Der DSC St. Gallen ist für die Meisterschaftssaison 99/2000 personell gut gerüstet. Das Kader enthält einige Nationalspielerinnen beziehungsweise ehemalige Nationalspielerinnen. Das Sommertraining wurde im Mai mit zwei wöchentlichen Einheiten gestartet, seit August befindet sich das Kader bereits auf dem Eis. Neben zwei Trainingslagern in Flims und Grüsch kamen auch einige Testspiele zur Durchführung, das Team ist also für die kommen- de Meisterschaft gut vorbereitet.
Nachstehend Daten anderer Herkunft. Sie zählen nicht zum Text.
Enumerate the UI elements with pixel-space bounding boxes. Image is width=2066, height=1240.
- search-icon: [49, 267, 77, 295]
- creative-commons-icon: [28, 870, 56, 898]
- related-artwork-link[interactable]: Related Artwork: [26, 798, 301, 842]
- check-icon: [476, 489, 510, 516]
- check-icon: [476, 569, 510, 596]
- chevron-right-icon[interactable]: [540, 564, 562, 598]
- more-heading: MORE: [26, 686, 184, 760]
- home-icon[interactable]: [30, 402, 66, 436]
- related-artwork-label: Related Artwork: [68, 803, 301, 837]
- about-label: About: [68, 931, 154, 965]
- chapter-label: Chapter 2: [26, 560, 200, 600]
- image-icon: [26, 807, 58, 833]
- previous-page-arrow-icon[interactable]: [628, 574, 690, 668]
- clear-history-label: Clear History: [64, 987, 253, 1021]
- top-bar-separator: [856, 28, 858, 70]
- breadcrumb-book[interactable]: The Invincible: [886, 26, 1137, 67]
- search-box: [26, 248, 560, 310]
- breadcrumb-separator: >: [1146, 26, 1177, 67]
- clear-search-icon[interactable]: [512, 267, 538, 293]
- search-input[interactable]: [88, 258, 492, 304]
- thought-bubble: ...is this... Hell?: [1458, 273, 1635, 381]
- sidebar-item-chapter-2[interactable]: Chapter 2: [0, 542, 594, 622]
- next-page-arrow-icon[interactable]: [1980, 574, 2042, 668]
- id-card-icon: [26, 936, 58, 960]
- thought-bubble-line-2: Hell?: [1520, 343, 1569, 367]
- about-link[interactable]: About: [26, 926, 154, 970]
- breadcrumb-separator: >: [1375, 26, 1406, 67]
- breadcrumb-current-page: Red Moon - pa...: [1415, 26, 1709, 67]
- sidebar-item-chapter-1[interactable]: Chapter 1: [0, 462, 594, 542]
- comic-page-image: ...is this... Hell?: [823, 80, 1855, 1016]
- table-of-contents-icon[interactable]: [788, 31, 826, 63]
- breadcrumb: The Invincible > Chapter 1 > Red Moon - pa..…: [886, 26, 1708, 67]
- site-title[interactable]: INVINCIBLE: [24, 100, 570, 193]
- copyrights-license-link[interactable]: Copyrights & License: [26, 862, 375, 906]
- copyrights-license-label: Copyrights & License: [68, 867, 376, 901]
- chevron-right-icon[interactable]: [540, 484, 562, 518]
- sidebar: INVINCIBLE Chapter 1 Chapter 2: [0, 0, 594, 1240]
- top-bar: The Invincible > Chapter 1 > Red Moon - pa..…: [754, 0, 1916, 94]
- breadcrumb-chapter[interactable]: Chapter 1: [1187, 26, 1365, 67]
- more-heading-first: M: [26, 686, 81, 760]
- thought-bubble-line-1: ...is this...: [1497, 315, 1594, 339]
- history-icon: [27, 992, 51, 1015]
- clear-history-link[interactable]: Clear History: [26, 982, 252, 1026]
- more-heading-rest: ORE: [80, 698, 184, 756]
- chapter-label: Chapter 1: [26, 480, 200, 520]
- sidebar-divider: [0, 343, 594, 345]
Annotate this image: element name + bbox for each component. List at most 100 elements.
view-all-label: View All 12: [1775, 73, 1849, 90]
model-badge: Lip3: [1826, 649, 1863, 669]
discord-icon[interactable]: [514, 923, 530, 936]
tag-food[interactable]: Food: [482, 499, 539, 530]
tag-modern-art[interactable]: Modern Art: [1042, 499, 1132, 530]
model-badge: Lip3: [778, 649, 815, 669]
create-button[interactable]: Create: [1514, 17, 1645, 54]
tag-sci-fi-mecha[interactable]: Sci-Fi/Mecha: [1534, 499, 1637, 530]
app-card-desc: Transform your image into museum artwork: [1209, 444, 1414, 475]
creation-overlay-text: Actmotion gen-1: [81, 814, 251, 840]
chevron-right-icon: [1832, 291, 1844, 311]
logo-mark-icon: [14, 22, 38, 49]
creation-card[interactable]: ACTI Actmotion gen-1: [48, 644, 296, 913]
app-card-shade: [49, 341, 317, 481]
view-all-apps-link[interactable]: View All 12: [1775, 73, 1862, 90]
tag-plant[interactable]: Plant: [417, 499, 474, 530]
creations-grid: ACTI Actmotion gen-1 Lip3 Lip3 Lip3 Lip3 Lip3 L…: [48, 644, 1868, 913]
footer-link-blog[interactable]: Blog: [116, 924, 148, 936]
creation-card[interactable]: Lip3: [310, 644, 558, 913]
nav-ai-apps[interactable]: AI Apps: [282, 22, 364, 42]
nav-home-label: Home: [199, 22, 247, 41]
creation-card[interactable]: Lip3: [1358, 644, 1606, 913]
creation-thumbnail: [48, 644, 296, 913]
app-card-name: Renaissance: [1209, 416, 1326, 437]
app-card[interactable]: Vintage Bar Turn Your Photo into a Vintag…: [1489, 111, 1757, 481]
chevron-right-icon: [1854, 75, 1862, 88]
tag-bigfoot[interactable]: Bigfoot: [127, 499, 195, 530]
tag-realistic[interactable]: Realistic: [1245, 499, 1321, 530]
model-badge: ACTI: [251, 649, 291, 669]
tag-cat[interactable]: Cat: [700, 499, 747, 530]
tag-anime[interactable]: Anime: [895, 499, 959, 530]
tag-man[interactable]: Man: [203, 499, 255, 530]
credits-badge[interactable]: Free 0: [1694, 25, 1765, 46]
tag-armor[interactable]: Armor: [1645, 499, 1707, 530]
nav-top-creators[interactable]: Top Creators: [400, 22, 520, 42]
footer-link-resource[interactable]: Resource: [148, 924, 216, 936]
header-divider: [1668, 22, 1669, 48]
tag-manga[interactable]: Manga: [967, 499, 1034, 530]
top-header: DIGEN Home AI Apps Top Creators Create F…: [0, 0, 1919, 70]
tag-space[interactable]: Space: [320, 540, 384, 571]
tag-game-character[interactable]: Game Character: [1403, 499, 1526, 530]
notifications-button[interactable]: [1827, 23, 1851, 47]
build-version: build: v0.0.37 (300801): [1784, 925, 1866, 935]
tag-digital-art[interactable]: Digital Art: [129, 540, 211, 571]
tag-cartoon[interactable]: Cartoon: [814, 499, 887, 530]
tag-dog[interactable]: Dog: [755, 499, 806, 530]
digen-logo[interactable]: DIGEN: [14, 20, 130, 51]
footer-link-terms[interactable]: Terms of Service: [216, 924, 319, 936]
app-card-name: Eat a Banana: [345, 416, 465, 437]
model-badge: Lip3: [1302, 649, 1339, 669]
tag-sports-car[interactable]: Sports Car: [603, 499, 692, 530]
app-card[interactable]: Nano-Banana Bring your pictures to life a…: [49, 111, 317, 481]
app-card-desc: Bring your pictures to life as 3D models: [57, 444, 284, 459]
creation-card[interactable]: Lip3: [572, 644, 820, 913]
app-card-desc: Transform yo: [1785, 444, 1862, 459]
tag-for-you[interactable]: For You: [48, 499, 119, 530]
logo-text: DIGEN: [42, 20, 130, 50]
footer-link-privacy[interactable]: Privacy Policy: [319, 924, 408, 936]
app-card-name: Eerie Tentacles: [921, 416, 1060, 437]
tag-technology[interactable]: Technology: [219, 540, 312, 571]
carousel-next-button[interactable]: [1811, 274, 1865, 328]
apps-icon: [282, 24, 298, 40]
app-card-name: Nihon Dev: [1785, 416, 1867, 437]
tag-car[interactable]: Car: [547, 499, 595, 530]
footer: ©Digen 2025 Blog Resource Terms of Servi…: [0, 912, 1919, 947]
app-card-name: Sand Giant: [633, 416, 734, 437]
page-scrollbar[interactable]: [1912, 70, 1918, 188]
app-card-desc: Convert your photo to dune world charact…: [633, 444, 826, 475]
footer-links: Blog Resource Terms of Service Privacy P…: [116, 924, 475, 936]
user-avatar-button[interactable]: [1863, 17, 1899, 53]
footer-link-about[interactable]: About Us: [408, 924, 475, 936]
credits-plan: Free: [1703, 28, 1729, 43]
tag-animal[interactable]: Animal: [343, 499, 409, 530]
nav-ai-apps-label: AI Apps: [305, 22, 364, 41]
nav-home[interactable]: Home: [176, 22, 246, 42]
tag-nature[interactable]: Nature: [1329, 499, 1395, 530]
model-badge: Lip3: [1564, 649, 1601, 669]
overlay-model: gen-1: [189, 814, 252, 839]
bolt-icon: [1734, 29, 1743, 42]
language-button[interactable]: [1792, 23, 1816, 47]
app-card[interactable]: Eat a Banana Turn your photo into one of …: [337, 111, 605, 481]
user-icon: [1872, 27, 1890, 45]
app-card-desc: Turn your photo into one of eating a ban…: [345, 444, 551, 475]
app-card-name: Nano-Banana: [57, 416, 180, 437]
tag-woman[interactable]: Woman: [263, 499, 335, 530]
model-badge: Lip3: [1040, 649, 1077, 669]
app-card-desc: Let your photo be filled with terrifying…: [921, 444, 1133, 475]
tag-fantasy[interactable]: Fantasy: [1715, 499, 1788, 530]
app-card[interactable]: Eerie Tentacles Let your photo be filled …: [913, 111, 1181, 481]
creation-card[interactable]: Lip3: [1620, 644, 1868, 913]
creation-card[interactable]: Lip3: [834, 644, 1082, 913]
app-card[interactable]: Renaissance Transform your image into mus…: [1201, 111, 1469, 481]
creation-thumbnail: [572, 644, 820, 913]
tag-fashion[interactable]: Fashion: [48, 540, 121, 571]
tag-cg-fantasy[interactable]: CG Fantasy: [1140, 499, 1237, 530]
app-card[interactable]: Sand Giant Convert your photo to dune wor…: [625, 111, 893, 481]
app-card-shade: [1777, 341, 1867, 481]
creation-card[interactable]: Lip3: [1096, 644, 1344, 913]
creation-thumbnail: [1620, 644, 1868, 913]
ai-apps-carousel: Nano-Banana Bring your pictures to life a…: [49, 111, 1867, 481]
Präsident Ortelli: «Die jüngste Spielerin ist 16jährig, die älteste 30. Obwohl die Spielerinnen aus allen Himmelsrichtungen kommen, herrscht ein bäumiger Teamgeist, der Ligaerhalt oder sogar Rang vier scheint mir nicht unmöglich zu sein.» Nicht weniger als fünf Spielerinnen kommen aus dem Thurgau (Erlen, Bischofszell, Kreuzlingen und Rothenhausen). Zu ihnen gehört auch Kathrin Vonwiller. Sie ist im Damen-SC Weinfelden gross geworden und wechselte auf die neue Saison hin zu St. Gallen, mit guten Gründen: «Ich freue mich besonders darauf, Hockey auf höherem Niveau spielen zu können. Der Wechsel kam auf Initiative des DSC zustande; ich bin am Mages-Cup, an dem auch St. Gallen mitspielte, offenbar beo-bachtet und daraufhin kontaktiert worden».

Happiges Programm

Morgen Sonntag wird die NLA-Meisterschaft im Damen-Eishockey mit der Heimpartie gegen Lyss gestartet. Das Meisterschaftsprogramm umfasst insgesamt 20 Partien (Hin- und Rückspiele), abgeschlossen ist es am 5. März 2000. Stärkste NLA-Teams sind Zug (amtierender Schweizer Meister), Lyss und Illnau-Effretikon; sie dürften wahrscheinlich die ersten Plätze auch unter sich ausmachen. Hinter diesem Trio besitzt die interkantonale Truppe von Trainer Fischer aber recht gute Chancen, sich festsetzen zu können. Werden die gesteckten Ziele erreicht ist dies zweifllos ein Auftrag an die DSC-Verantwortlichen, auch künftig mit dem eigenen Nachwuchs zu arbeiten und von Experimenten mit Ausländerinnen abzusehen.